Beethoven a dit une chose tout aussi impétueuse et téméraire et noble que le meilleur de son oeuvre. Selon la mémoire que j'en garde, il disait : "Celui qui comprend ma musique ne peut jamais plus connaître le malheur". Je le crois. Et je serais un menteur et un lâche et l'un de vous dans votre monde à l'abri si je devais craindre de dire les mêmes mots de mes perceptions les meilleures, et de ma meilleure intention.
L'accomplissement, auquel est suspendu toute fatalité et toute erreur, est une autre affaire".

James Agee, Louons maintenant les grands hommes, avec Walker Evans chez Plon dans la collection Terre Humaine.

Ça marche aussi avec Mermonte ou O'Rourke, ou que sais-je que vous voudriez écouter et qui vous remuerait un tant soit peu.

Comprenez bien : la joie, la pure joie de vivre, est dans ce qu'on emploie l'énergie qui nous est allouée, qu'elle soit mentale ou physique, et qu'on consume toute entière dans l'acte qui nous occupe, qu'on écrive un texte, qu'on construise une charpente, qu'on écoute un ami, qu'on se prenne, avec lui ou sans lui, une bosse de rire, qu'on lise un livre, qu'on cueille des fraises, qu'on joue de la batterie, de la guitare ou de l'accordéon, qu'on apprenne à aller à vélo, ce sourire, bon Dieu !, de l'enfant concentré sur le coup de pédale, faisant fi de la peur de tomber, se projetant de tout son être, vers l'avant, vous la connaissez cette émotion qui mêle tout, larmes, bonheur, amour, reconnaissance, la joie de vivre ! L'énergie qui vous traverse et va, créant. A portée de main.

(Cette note dans tout ce qu'elle a de bâtarde et de bancale, de raisonnement poreux et de logique sans doute un peu foireuse, d'à peu près, de rentré au chausse-pied, d'incompréhensions et de méconnaissances, d'incompétence même, et de tout cela je me pardonne car de malhonnêteté non, incarne la perfection de ce que je veux dire, illustré, bien ou mal, par la longue citation d'Agee.
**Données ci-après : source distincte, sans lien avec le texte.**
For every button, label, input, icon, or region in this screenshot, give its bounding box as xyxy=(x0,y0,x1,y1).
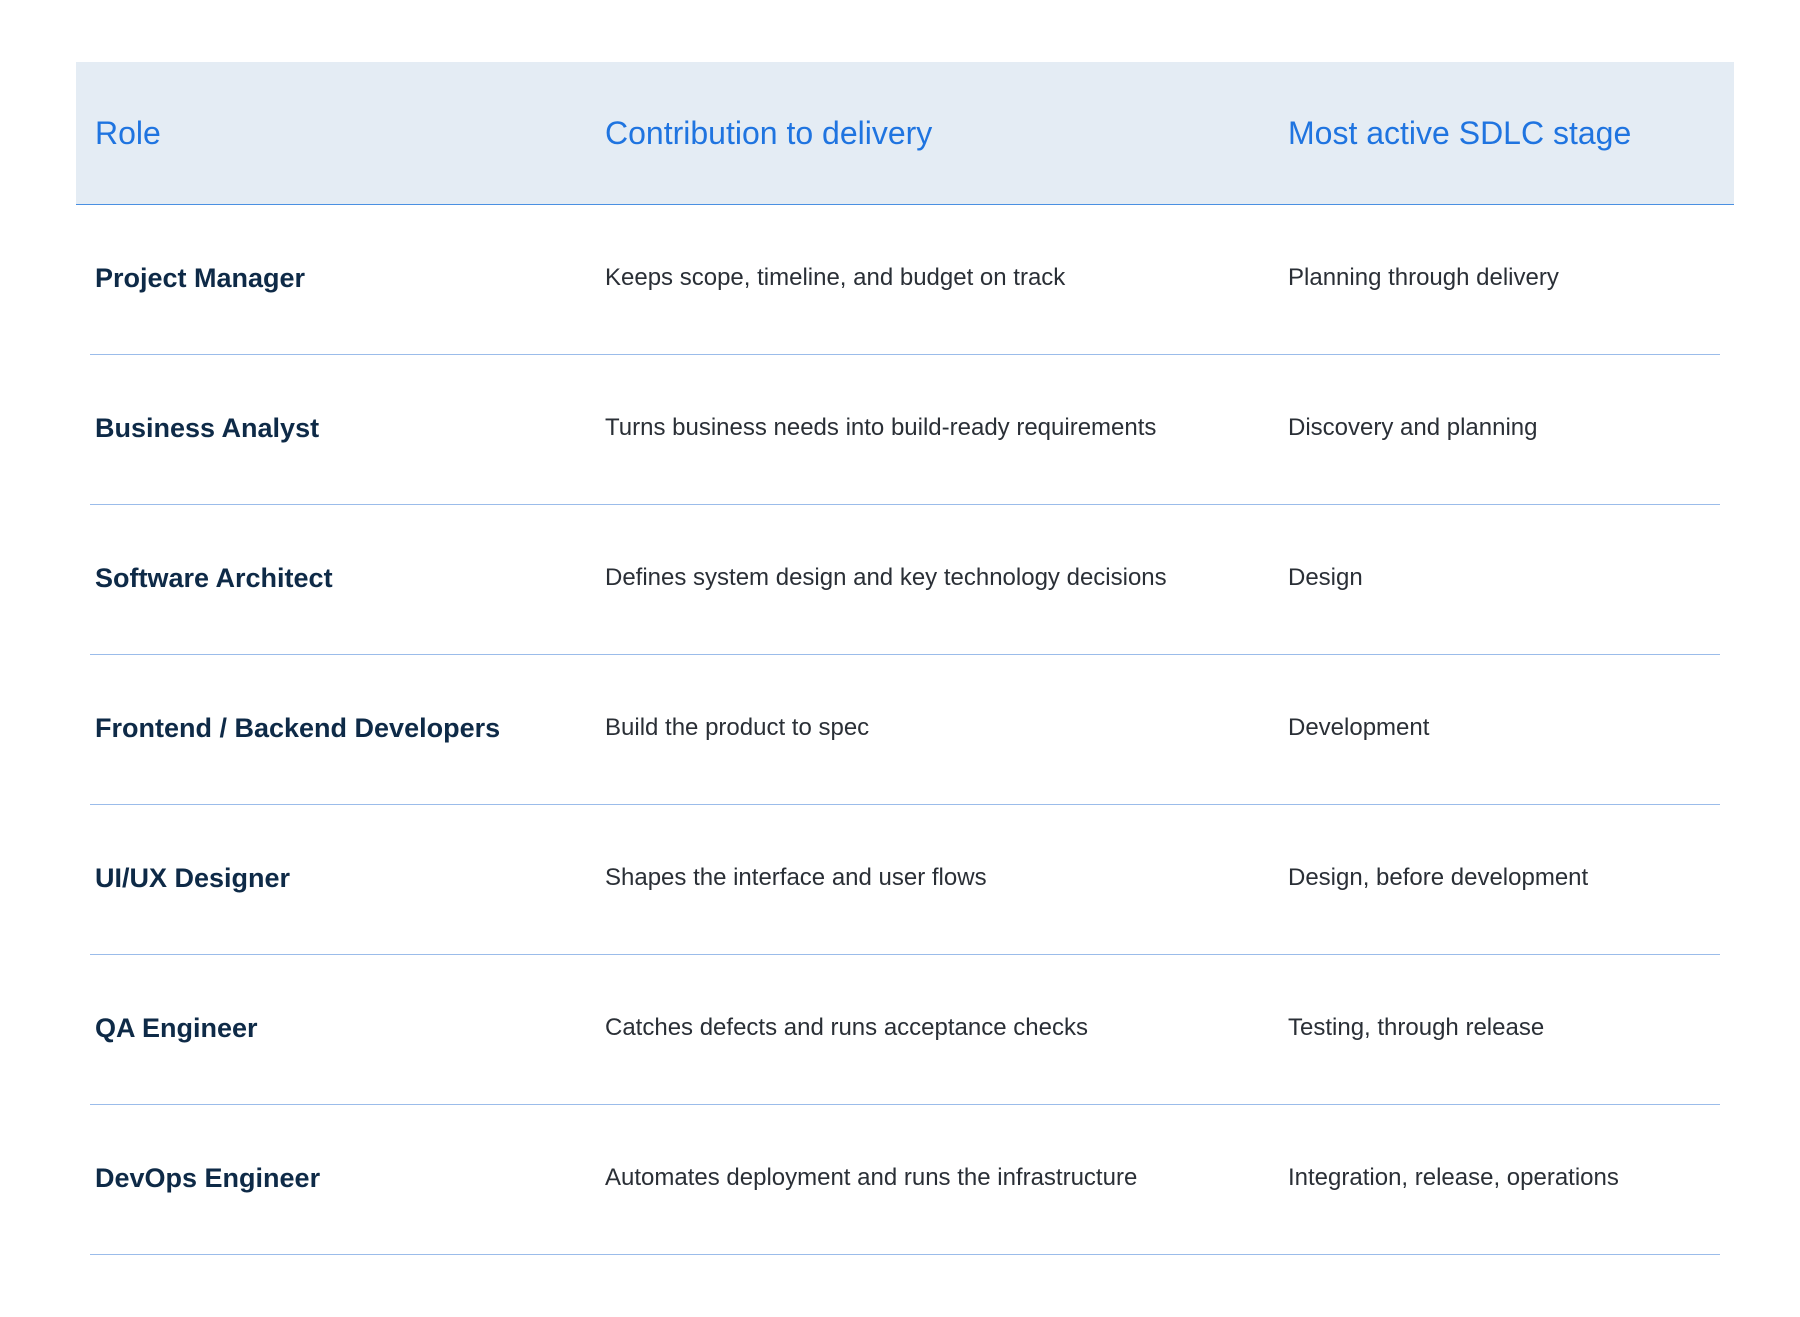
table-row: DevOps Engineer Automates deployment and… xyxy=(76,1105,1734,1255)
role-cell: DevOps Engineer xyxy=(95,1162,321,1193)
role-cell: Software Architect xyxy=(95,562,333,593)
stage-cell: Development xyxy=(1288,714,1430,741)
stage-cell: Discovery and planning xyxy=(1288,414,1538,441)
table-row: Frontend / Backend Developers Build the … xyxy=(76,655,1734,805)
role-cell: Frontend / Backend Developers xyxy=(95,712,501,743)
role-cell: Project Manager xyxy=(95,262,306,293)
contribution-cell: Keeps scope, timeline, and budget on tra… xyxy=(605,264,1066,291)
table-row: Project Manager Keeps scope, timeline, a… xyxy=(76,205,1734,355)
table-row: QA Engineer Catches defects and runs acc… xyxy=(76,955,1734,1105)
table-row: Software Architect Defines system design… xyxy=(76,505,1734,655)
table-row: Business Analyst Turns business needs in… xyxy=(76,355,1734,505)
stage-cell: Planning through delivery xyxy=(1288,264,1559,291)
contribution-cell: Automates deployment and runs the infras… xyxy=(605,1164,1138,1191)
contribution-cell: Defines system design and key technology… xyxy=(605,564,1167,591)
stage-cell: Testing, through release xyxy=(1288,1014,1545,1041)
header-stage: Most active SDLC stage xyxy=(1288,114,1632,151)
contribution-cell: Shapes the interface and user flows xyxy=(605,864,987,891)
contribution-cell: Build the product to spec xyxy=(605,714,870,741)
contribution-cell: Turns business needs into build-ready re… xyxy=(605,414,1157,441)
roles-table: Role Contribution to delivery Most activ… xyxy=(76,62,1734,1255)
role-cell: UI/UX Designer xyxy=(95,862,291,893)
stage-cell: Design, before development xyxy=(1288,864,1589,891)
table-header: Role Contribution to delivery Most activ… xyxy=(76,62,1734,205)
table-row: UI/UX Designer Shapes the interface and … xyxy=(76,805,1734,955)
table-body: Project Manager Keeps scope, timeline, a… xyxy=(76,205,1734,1255)
stage-cell: Integration, release, operations xyxy=(1288,1164,1619,1191)
role-cell: Business Analyst xyxy=(95,412,320,443)
contribution-cell: Catches defects and runs acceptance chec… xyxy=(605,1014,1088,1041)
header-role: Role xyxy=(95,114,161,151)
role-cell: QA Engineer xyxy=(95,1012,258,1043)
stage-cell: Design xyxy=(1288,564,1363,591)
header-contribution: Contribution to delivery xyxy=(605,114,933,151)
C'est sans doute incompréhensible, mais joie pour moi, qui m'y suis mis, concentré à suivre le fil. Ma meilleure intention. L'accomplissement - le succès - est une autre affaire).



mardi 5 mars 2013

Toucher la pointe, dure, et trancher

Courir de longues distances, ou de plus courtes mais à plus vive allure, oblige à une détente intérieure, à un abandon de ses forces à elles-mêmes, à une capitulation presque, qui rend possible de percevoir et comprendre que douleurs physiques et cogitations mentales n'entament en rien l'effort consenti ni n'entravent l'élan ni n'arrêtent finalement le coureur mais au contraire peuvent vivre et se poursuivre en ce corps, sur ce chemin poussiéreux, sous ce soleil d'hiver, cohabitant, simultanément ou tour à tour, avec des impressions de puissance, de vitesse, de fluidité, sensations d'énergie et de bien-être.

Ce corps qui s'avance ainsi, présence physique et traits de l'esprit, tout autant que souffle dans l'air ambiant, ce corps volatile et dense, est la preuve que tout cela peut tenir, ensemble, dans le même lieu et au même moment, le plus naturellement du monde.

On peut alors prolonger, ou accélérer, ou tout simplement défaillir.

vendredi 1 mars 2013

Un jour, le réel

Il y en a qui s'affairent sur leur ordinateur pour ne pas quitter leur femme de peur de perdre leur maison.

Ils divertissent leur attention en l'occupant dans des wizz, des bang, des vlop, shebam, strip bien peu comic mais si courant qui n'a finalement rien de réel.

Un jour, leur femme se barre. Ils sont devenus des as au Solitaire.